Michael Kitces, writing in his Blog called "Nerd's Eye View,"  pointed out

“What the duty of care essentially requires is that fiduciaries only give advice after conducting the appropriate due diligence, that they make sure they have a process to make decisions in a prudent manner,” Kitces said in a video played at the Retirement Income Industry Association conference at Salem State University. “This means you really have to have a clear process for conducting that due diligence and making the decisions — and, more important, that the advisers have the expertise to be able to arrive at a prudent decision after going through that process."

FYI here's a link to a post of my own about a Fiduciary financial planning process:

http://www.secureretirementadvisorsllc.com/blog/what-is-a-fiduciary-process

And as the Financial Times pointed out:

“Advisers can be negligent without realising they did anything wrong. When charging an adviser for negligence, the SEC does not need to prove they had any bad intention towards their client. Negligence simply compares the adviser’s actions to the standard of care they owe their clients.”

 

Even though the issue of legal jeopardy is concerning, let's also think about the Big Picture.  A lot has been written about the DOL and its actions regarding the potential expansion of the Fiduciary Standard to retirement investments - e.g. IRAs et. al.  A very large amount of what has been written focused on the money issue as it relates to Financial Folks' compensation, expenses, fees -- that sort of thing.

But s Michael continued:

“Don’t be afraid to call for reinforcements,” he said. “Part of meeting the duty of care is making sure you are only advising on matters to which you can provide competent advice. If you’re not big into taxes, reach out to the client’s tax preparer to make sure your proposed move doesn’t trigger any unforeseen consequences.”

The same goes for other areas, such as estate planning and asset protection. “There’s nothing wrong with a team approach,” he said. “It doesn’t lower the adviser’s credibility…If anything, it can help assure a client that when the adviser really is delivering advice, they are doing so with confidence.”

Long time readers might recognize I like the medical analogy.  Over the course of time -- a couple of times recently -- I had interactions with someone lower in the "food chain" than an MD.  In my cases I saw some PA's -- Physician's Assistants.  On one occasion the PA "did his thing."  I was done.  Healthy and happy.  On another occasion a different PA sent me to his supervising MD. 

The analogy is important.
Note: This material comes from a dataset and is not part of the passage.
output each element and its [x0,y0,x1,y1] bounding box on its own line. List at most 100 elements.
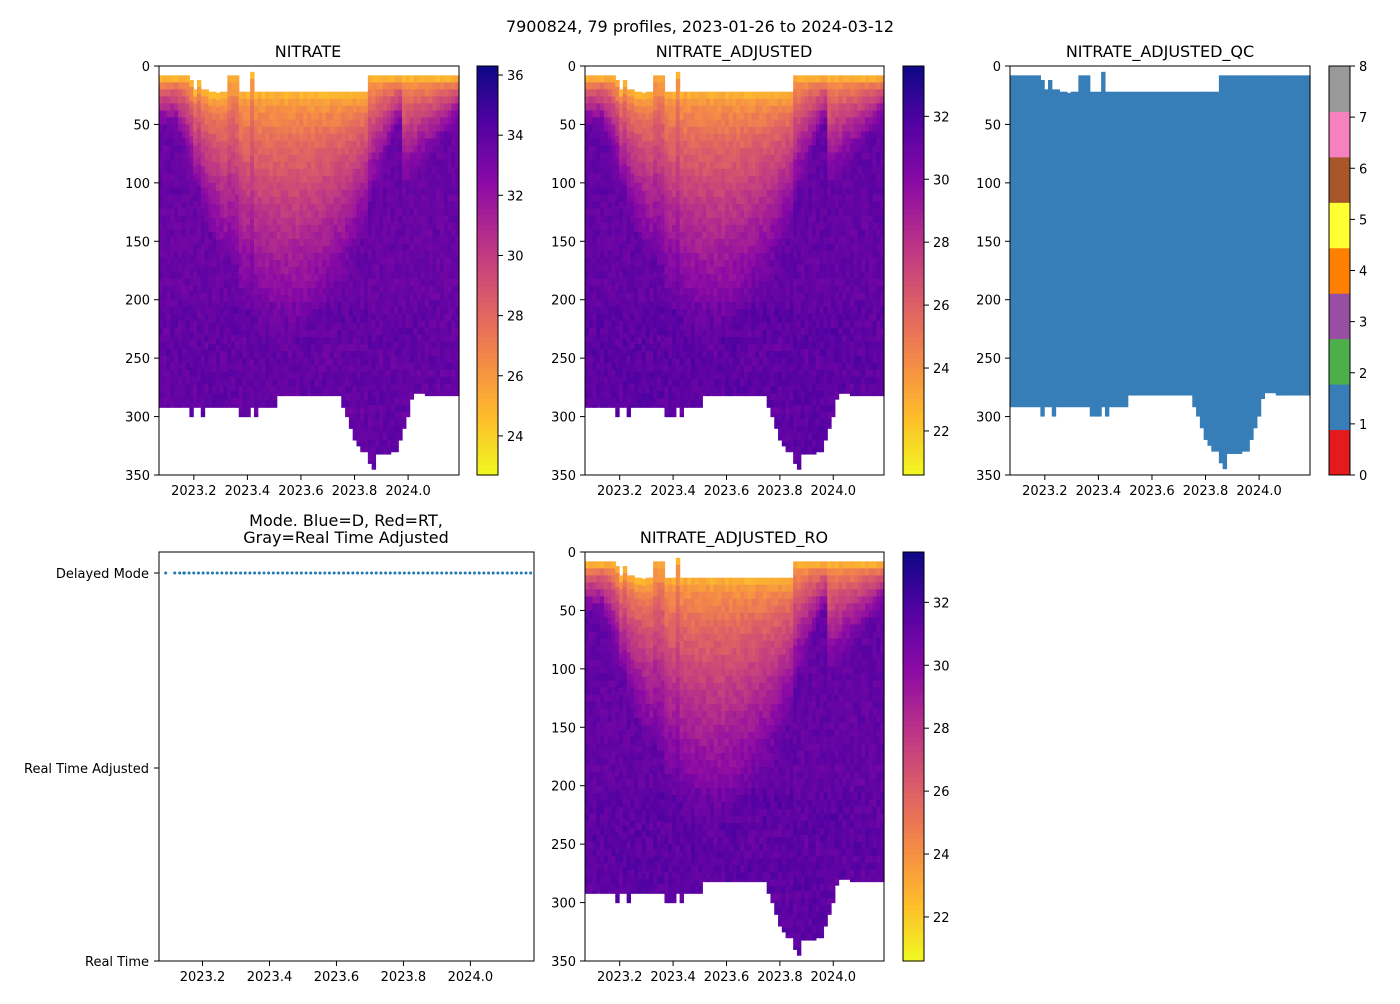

I have been active and licensed as one of the "Financial Folks" since 1989.  I also happen to have a CLU in addition to the CFP®.  So I will readily take on areas in which I feel competent.  But I am not a Tax Preparer, CPA or EA.  So for that area, I will quickly point a client to their own, or help them find one.  Also, I'm not an attorney.  I can't give legal advice or draft documents. 

The Team Approach ends up being critical.

Many very fine Investment Advisers do not have the CFP®.  Nothing wrong with that.  They also could have potentially learned Financial Planning in some other way.  But it is important that they not do a Financial Plan if they are not competent to do one ... even if their investment expertise is staggering!

It is also important to realize that investment management can and often should be part of ongoing implementation and monitoring of a Financial Plan.  But the Financial Plan has to come first.  Otherwise, your "doctor" is giving you treatment before you get a diagnosis!  Oops!

Here is my more detailed post ...

http://www.secureretirementadvisorsllc.com/blog/can-pure-investment-management-ever-be-fiduciary

A CFP® verification can be found on the CFP® Board website.  So if your investment "Folks" are not a CFP®, and you are receiving ongoing investment management, ask them where / how they received their Financial Planning expertise? And when was your Financial Plan last updated and reviewed with you?